My Weekend (An Illegible Photo Essay)




This was the weekend I discovered, or rediscovered, several things.

1. I like apple beer. I like apple beer better straight out of the long neck in the car park of the bottle-o at a late hour, and a sub-zero temperature. I like apple beer best while watching dear friends dance with inflatable dinosaurs.


2. There are iPhone apps that will make your bad, drunken photos look like they were taken badly by your drunk parents back in the seventies. In one saturday night I managed to take about 83 photos of early, early morning fog and lamplights in Canberra. My apple-beer brain thought fog and lamplights were the most original photographic subject known to man.



3. Most importantly, all these factors conspired the next morning to convince me that the only thing that would alleviate apple-beer hangover was Gordon Ramsay style scrambled eggs.

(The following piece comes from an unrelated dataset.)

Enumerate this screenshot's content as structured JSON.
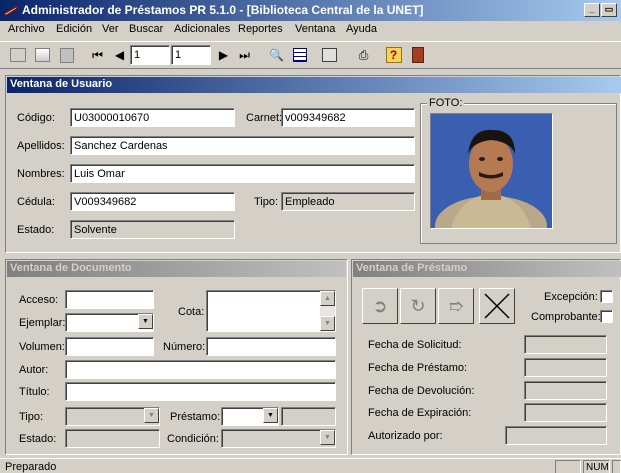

Bad photo; good food. I like to think it encapsulates the paradox that is Gordon Ramsey: how can such an off-putting man create such tasty, tasty breakfasts? I don't know, but you have to trust me when I say these are the BEST SCRAMBLED EGGS I have ever had.





For those of you who don't want to look at Gordon Ramsey (I cannot blame you), these are the basics:
  • Crack two or three eggs into a cold, non-stick saucepan.
  • Add half to one tablespoon or so of butter.
  • Put on a low heat, and stir (with a rubber spatula) continuously until eggs are well combined and butter is melted.
  • Turn heat up slightly, and keep stirring until eggs thicken, and scramble. This might take a while, but it will be worth it.
  • Season at the end of cooking, not the beginning! Salt does bad things to raw eggs.

Don't bother to add cream; you don't need it. Serve with toast and coffee and the slowly returning memories of last night.